No puedo hacer una vida normal, por una parte porque cuando tengo un brote tengo fiebre, poliartritis, afección intestinal, peritonitis estéril, y algunas veces pleuritis. Cuando el brote pasa, a veces queda afectada alguna articulación y necesito rehabilitación. Como todas estas enfermedades, la Fiebre Mediterránea Familiar es degenerativa. Vaya, que estoy hecha una piltrafa… (risas). En estos momentos estoy en el proceso de conseguir la invalidez. Siempre he trabajado, aunque también es verdad que he perdido muchos empleos por la enfermedad. Me valgo por mi misma para casi todo, pero no puedo andar mas de 200 metros porque el dolor me paraliza. Tampoco puedo permanecer de pié mucho rato, ni hacer esfuerzos, porque se dispara la fiebre y la inflamación, y de eso al brote solo hay un paso.

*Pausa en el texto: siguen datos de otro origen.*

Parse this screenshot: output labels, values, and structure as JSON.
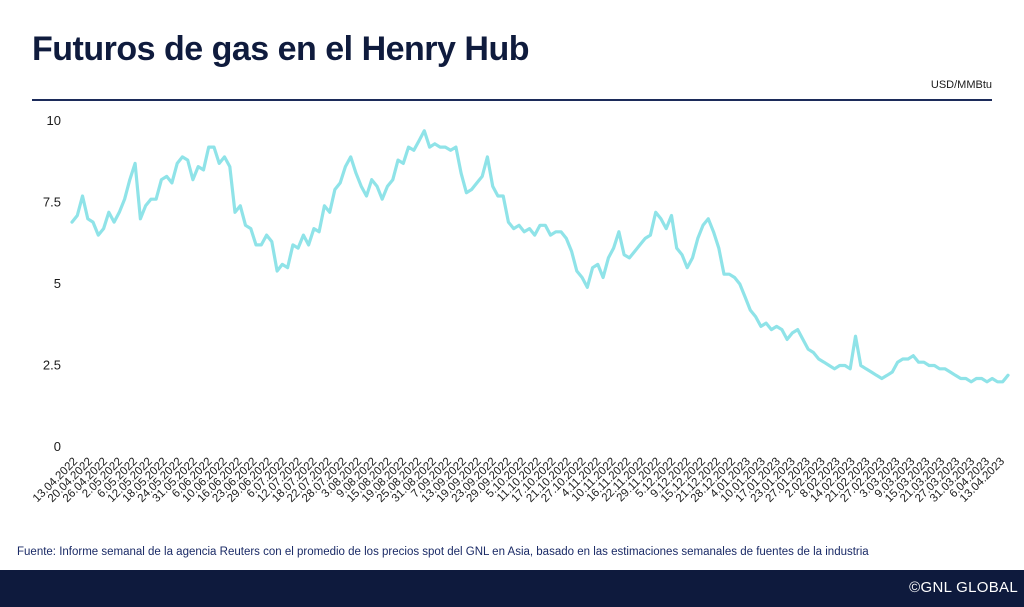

Lo que más echo de menos es una atención de rehabilitación continua. Pagar la fisioterapia es muy cara, imposible para mi. También es un problema que las pomadas antiinflamatorias efectivas no entran por la seguridad social, y las cremas dermatológicas tampoco, y son muy caras. Otra cosa que es fastidiosa es lo que tardan en hacerte algunas pruebas que te manda el médico internista, porque las pruebas las hacen a nivel ambulatorio y algunas tardan meses.

Por lo demás, estoy muy contenta desde que me atienden en el Hospital de Basurto. Lo realmente duro de esta enfermedad es no haber tenido diagnostico durante tantos años. También que algunos médicos, incluido el reumatólogo del ambulatorio de Las Arenas, me hayan sugerido ir al psicólogo, incluso al psiquiatra, por hipocondríaca, porque dicen que somatizo «muy mal las emociones» por el erróneo diagnóstico de fibromialgia. No quiero que nadie me haga pasar por loca, exagerada o lo que es peor, cuando te dicen abiertamente que estás mintiendo».